I've done physics and understands vectors fine thank. Again I sugest you go and try it out. It is not a normal tripod so you can move centre about in a way you cannot with a conventional tripod. You are using conventional thinking it seems!
The gitzo is an attempt to copy the benbo design, but it certainly is not the same. The benbo unilock concept is protected under patent I believe. Though Uni-lock tripods are [were] also made by one of the chaps behind the benbo design. Not that I can find anywhere to buy the unilocks!
I'd have to echo the thoughts that there is no such thing as a good, cheap, light tripod. You have to find some balance between the three. Too expensive, you won't buy it. Too heavy, you won't carry it. Too light, it's useless.
I would highly recommend not getting something made of plastic, or with one of those ratcheting center columns that you sometimes see. Also, spend the money and get a ball head. Unless you plan on doing a lot of panning, and maybe even then, it will make your shots a lot easier to setup.
As for the weight limits, I was talking about that with the owner of a local photo store and he said he'd give me a demonstration. He took a fairly inexpensive Silk, set it's legs to full extension, placed it on the ground, and then pretty much threw himself onto it. For a few moments, he was hanging onto the center column, entirely suspended off the ground. The tripod didn't seem to be bothered at all. He weighs probably about 140 lbs.

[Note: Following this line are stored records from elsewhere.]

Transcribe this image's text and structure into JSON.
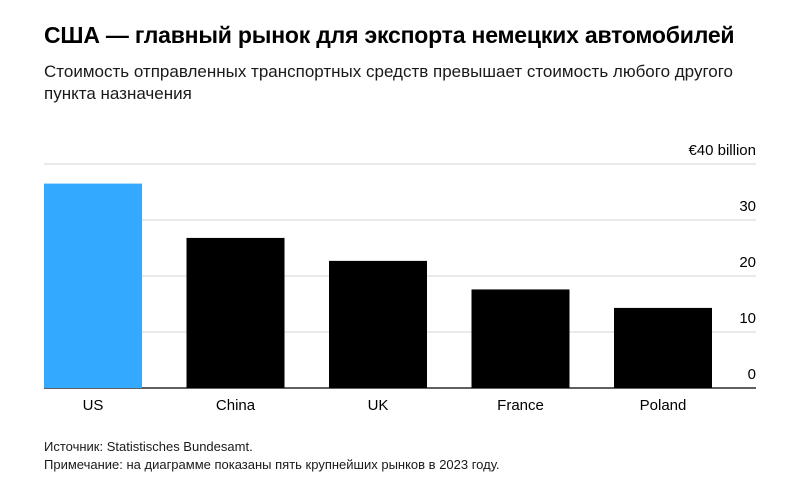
{
  "header": {
    "title": "США — главный рынок для экспорта немецких автомобилей",
    "subtitle": "Стоимость отправленных транспортных средств превышает стоимость любого другого пункта назначения"
  },
  "footer": {
    "source": "Источник: Statistisches Bundesamt.",
    "note": "Примечание: на диаграмме показаны пять крупнейших рынков в 2023 году."
  },
  "colors": {
    "highlight": "#33aaff",
    "bar": "#000000",
    "grid": "#d4d4d4"
  },
  "chart_data": {
    "type": "bar",
    "categories": [
      "US",
      "China",
      "UK",
      "France",
      "Poland"
    ],
    "values": [
      36.5,
      26.8,
      22.7,
      17.6,
      14.3
    ],
    "highlighted_category": "US",
    "ylim": [
      0,
      40
    ],
    "yticks": [
      0,
      10,
      20,
      30,
      40
    ],
    "ytick_labels": [
      "0",
      "10",
      "20",
      "30",
      "€40 billion"
    ],
    "y_axis_side": "right",
    "grid": true
  }
}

While it sounds impressive, I'm a bit curious regarding what, exactly, that was meant to demonstrate - at least that's relevant to photography. I'm generally not worried about a tripod collapsing under my equipment. What I do want is a tripod that dampens/prevents vibration, and a head that doesn't shift - really that's pretty much the main requirements. (Although I sense this could become a Monty Python "Spanish Inquisition" sketch pretty fast).